Search code examples
c++structc++20unionsstdformat

std::formatter c++ 20 with union and struct


Is there any reason why std::format doesn't compile using a data type like this one:

#include <cstdint>

typedef union MIDI_EVENT_type_u
{
    uint8_t val;
    struct {
        uint8_t low : 4;
        uint8_t high : 4;
    };
} MIDI_EVENT_type_u;

using std::format to print the uint8_t value works only for the val above, the low and high are not compiling and must be casted to an unsigned int.

Is there any reason for that as std::format is fed with a uint8_t?

e.g.

MIDI_EVENT_type_u type = {0};
auto a = std::format("{}", type.val);
auto b = std::format("{}", type.high); // error
auto c = std::format("{}", type.low);  // error

the error is:

no instance of overloaded function "std::format" matches the argument list
argument types are: (const char [3], uint8_t)

Is there a way to write a custom std::formatter to do the cast to unsigned automatically in this case?

Besides, It is not clear why the value in the "union.struct" are not compiled even if are detected as uint8_t, any reason for that?


EXTENSION:

After the answer and comments from @user17732522 (thanks), for this particulat case there are these kind of solution (at least for compiling, not sure if it will resolve type punning completely):

changing that struct, when is possible to something like:

typedef union MIDI_EVENT_type_u
{
    uint8_t val;
    // the struct also give it a name and put private would be better.
    struct {
        uint8_t low : 4;
        uint8_t high : 4;
    };
    constexpr uint8_t getHigh() { return high; };
    constexpr uint8_t getLow() { return low; };

} MIDI_EVENT_type_u;

and using the getHigh() and getLow() method will resolve the compilation error, or even using a global constexpr to return the .high or .low values eventually.

It looks to me that is something missing in C++ to deal with this scenario that is kind of a basic use case since C '70s...

ERGO: the C++ in this case could also "auto generate" or defaulting to do something like those 2 extra constexpr, no need to be such verbose in writing code, in my opinion.


instead if that is a C struct that can't be modified:

typedef union MIDI_EVENT_type_u
{
    uint8_t val;
    struct {
        uint8_t low : 4;
        uint8_t high : 4;
    };
} MIDI_EVENT_type_u;
 constexpr uint8_t get(const uint8_t val) { return val; };

in this way it will also compile std::format("{}", get(type.low)); It looks excessevily verbose to do "basic operations" that where always working in C/C++ in older time, I don't really understand that.

Is this something changed in the modern C++ standard and was once instead supported?

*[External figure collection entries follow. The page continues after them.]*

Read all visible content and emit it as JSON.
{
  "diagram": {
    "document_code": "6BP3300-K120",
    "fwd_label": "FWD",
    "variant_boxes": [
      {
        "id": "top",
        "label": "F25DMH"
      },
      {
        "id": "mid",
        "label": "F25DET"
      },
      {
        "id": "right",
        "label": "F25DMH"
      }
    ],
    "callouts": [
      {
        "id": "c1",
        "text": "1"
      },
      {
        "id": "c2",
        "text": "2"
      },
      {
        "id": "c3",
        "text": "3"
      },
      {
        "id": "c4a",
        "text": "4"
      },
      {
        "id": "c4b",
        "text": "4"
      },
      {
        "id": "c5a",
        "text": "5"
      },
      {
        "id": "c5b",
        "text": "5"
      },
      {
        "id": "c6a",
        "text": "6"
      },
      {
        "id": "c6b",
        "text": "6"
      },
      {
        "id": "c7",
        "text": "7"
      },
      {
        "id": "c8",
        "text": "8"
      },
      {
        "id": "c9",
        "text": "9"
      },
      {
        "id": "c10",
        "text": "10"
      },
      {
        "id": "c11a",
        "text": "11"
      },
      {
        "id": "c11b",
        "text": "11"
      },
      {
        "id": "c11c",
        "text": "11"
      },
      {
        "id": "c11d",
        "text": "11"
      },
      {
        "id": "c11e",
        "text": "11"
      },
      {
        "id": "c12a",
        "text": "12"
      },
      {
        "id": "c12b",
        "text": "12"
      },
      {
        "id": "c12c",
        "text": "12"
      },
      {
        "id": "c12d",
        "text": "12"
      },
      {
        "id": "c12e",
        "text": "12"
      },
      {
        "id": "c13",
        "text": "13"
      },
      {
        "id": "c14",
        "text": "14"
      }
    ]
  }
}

If the latter is the case shouldn't be considered on the next C++ iteration to support such base cases and make the compiler generating underneath such simple boilerplate code as it can just be resolved with a constexpr getting a type and returning the same type?


Solution

  • std::format takes its arguments by-reference (specifically as forwarding reference).

    A bit-field can't be passed by reference. So you do need to first convert to a prvalue of some type from which then a temporary object can be materialized to which the reference parameter can be bound, e.g. by writing

    std::format("{}", uint8_t{type.high});
    

    or if you don't want to repeat the type:

    std::format("{}", decltype(type.high){type.high});
    

    With C++23 you can use the new auto syntax:

    std::format("{}", auto{type.high});
    

    You will have this problem with a huge part of the standard library when using bit-fields. The standard library typically takes generic arguments by forwarding reference.

    Bit-fields do not behave like normal class members or objects and are pretty much second-class to them. I'd suggest avoiding bit-fields or writing accessor member functions that return you the value so that you can use them directly. If this is a C API, then I'd suggest writing a proper C++ API around it first.


    Also, the syntax using an anonymous struct is not standard C++. A union can be anonymous, but a struct cannot, in standard C++. However, compilers are likely to support this in C++ as an extension, because it is valid syntax in C11.

    Also, accessing type.high and type.low causes undefined behavior according to the standard because val is the active member of the union and only the active member may be read. Type punning with unions is not possible. However compilers typically support this as an extension, because it has defined behavior in C, but even then layout of bit-fields is implementation-defined and e.g. the order in which bit fields are packed into bytes is implementation-dependent, and so is the result of reading these inactive members.

    Also, assuming this is not a C API, typedef union MIDI_EVENT_type_u { /*...*/ } MIDI_EVENT_type_u; is completely redundant in C++. Just union MIDI_EVENT_type_u { /*...*/ }; is enough.